With Republicans talking about using all the debate time that Senate rules allow, Majority Leader Harry Reid, D-Nev., has threatened to hold evening and weekend sessions.

"It'd be fine with me," said Sen. John McCain, R-Ariz. He said he would support delaying nominees he hadn't been able to scrutinize, including Jeh Johnson, Obama's pick to lead the Homeland Security Department.

The nomination fight is intensifying at the start of what Reid has planned as a final two-week stretch before adjourning for the year. During that time he wants approval of an emerging budget deal, a huge defense bill and perhaps other measures.

Reid also wants the Senate to confirm three other major Obama nominees.

They are U.S. District Judge Robert Wilkins, who with Pillard would fill the two remaining D.C. circuit vacancies; Janet Yellen to chair the Federal Reserve and Johnson.

All are expected to win approval.

Millett works in the Supreme Court practice at Akin Gump, one of the capital's largest law firms. A Harvard Law School graduate, she served as an assistant to the solicitor general under presidents Bill Clinton and George W. Bush and has argued 32 cases before the Supreme Court.

Two Republicans joined Democrats in confirming her Tuesday: Sens. Lisa Murkowski of Alaska and Susan Collins of Maine.
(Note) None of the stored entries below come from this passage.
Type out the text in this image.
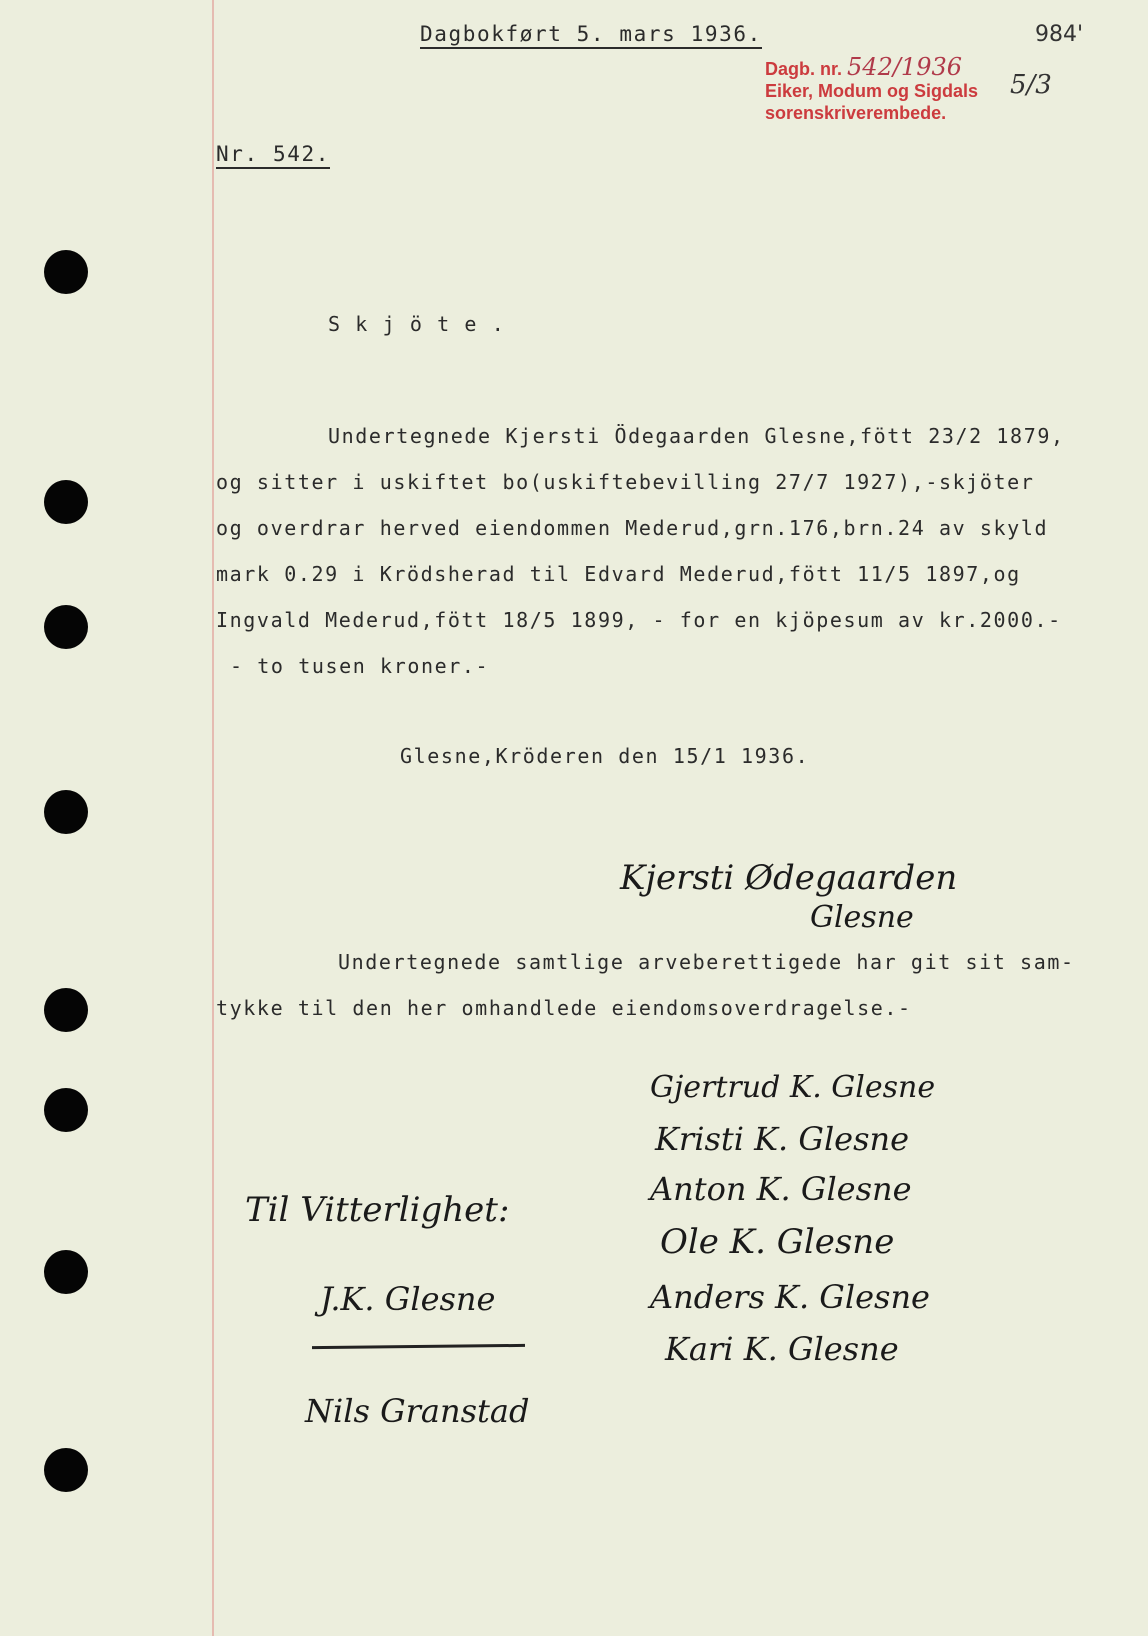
Dagbokført 5. mars 1936.	984'
5/3
Dagb. nr. 542/1936
Eiker, Modum og Sigdals
sorenskriverembede.
Nr. 542.
S k j ö t e .
Undertegnede Kjersti Ödegaarden Glesne,fött 23/2 1879,
og sitter i uskiftet bo(uskiftebevilling 27/7 1927),-skjöter
og overdrar herved eiendommen Mederud,grn.176,brn.24 av skyld
mark 0.29 i Krödsherad til Edvard Mederud,fött 11/5 1897,og
Ingvald Mederud,fött 18/5 1899, - for en kjöpesum av kr.2000.-
- to tusen kroner.-
Glesne,Kröderen den 15/1 1936.
Kjersti Ødegaarden
Glesne
Undertegnede samtlige arveberettigede har git sit sam-
tykke til den her omhandlede eiendomsoverdragelse.-
Gjertrud K. Glesne
Kristi K. Glesne
Anton K. Glesne
Ole K. Glesne
Anders K. Glesne
Kari K. Glesne
Til Vitterlighet:
J.K. Glesne
Nils Granstad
Obama praised Millett's confirmation, saying in a statement, "I'm confident she will serve with distinction on the federal bench."

Watt has been a major target of Republicans, who say he is not qualified to lead the housing regulatory agency. Democrats say Republicans fear that Watt, a 21-year veteran of the House Financial Services Committee, will be too liberal.

Fannie and Freddie were bailed out by taxpayers in 2008 as both struggled to survive under the weight of mortgage loans that had gone bad. The two companies own or guarantee about half of all U.S. mortgages, worth about $5 trillion.

During the recent financial crisis, the government provided them with taxpayer aid totaling $187 billion. As the housing market has recovered, both have become profitable and have repaid $146 billion.

Members of both political parties want to wind down both Fannie and Freddie in hopes of reducing taxpayers' risks. Republicans generally want federal regulators to force both companies to focus more on profitability, while Democrats want them to make housing loans more affordable for consumers.

Watt would replace Edward DeMarco, appointed by Bush.